Description
An analysis of expression of Immune checkpoint biomarkers in 15,454 patients with adverse pathology after radical prostatectomy: initial results from the Decipher GRID
Mohammed Alshalalfa1*, Mandeep Takhar1, Ewan Gibb1, Nicholas Erho1, Jonathan Lehrer1, Hussam Aldeen Ashab1, Elai Davicioni1, Ashley E. Ross2
1GenomeDx Biosciences, Vancouver, BC, Canada 2 Johns Hopkins Hospital, Baltimore, MD, USA*Corresponding author
Background: The modulation of immune inhibitory pathways represents a major breakthrough in cancer treatment.In this study, we quantified the expression of six immune checkpoint biomarkers, including PD1, PDL1, PDL2, B7-H3, CTLA4 and IDO1, in prostate cancer tissues using gene expression microarrays. We correlated the expression of distribution of these genes with prostate cancer disease signatures, including metastatic risk, luminal / basal subtyping and AR signaling, across a cohort of 15,454 radical prostatectomy Decipher cases.

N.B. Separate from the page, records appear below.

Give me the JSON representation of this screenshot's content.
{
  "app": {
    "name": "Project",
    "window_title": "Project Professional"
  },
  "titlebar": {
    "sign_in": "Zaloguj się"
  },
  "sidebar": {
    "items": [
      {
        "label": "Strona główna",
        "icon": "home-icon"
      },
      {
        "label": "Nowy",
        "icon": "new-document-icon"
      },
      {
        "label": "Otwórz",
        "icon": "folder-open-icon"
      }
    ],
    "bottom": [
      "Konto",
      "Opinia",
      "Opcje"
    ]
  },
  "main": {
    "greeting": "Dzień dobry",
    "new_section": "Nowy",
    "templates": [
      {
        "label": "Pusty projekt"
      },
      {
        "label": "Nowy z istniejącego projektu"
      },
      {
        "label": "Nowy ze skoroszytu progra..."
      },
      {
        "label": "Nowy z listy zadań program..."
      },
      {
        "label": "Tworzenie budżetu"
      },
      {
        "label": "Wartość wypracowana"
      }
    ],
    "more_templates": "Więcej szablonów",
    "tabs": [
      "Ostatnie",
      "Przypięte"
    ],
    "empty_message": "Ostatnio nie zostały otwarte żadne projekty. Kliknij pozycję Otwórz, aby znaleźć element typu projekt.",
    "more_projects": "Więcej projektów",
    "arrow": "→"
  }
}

The distribution of expression was calculated for each gene, with high and low expression values defined by thresholds based on median +/- 2*1.48*MAD (median absolute deviation).We found the median expression of B7-H3 and PD1 was significantly higher than the other four genes.For the 6 genes, percentage of patients with high expression above right threshold ranged between 2-5%.Expression of the B7-H3 gene was positively associated with AR-signaling (p < 0.0001) and metastatic risk based on Decipher score (p < 0.0001).In the majority of localized prostate cancer cases, we find robust B7-H3 and PD1 expression, with levels of B7-H3 increasing with tumor aggressiveness.
Expression profiling of immune inhibitory markers may inform optimal systemic therapy decisions and / or inclusion into clinical trials of novel targeted agents particularly to anti-B7-H3 antibodies such as enoblituzumab. This rich genomic resource is being made available on a research use only basis to prostate cancer researchers and to clinicians seeking to better understand prostate cancer in order to advance precision medicine.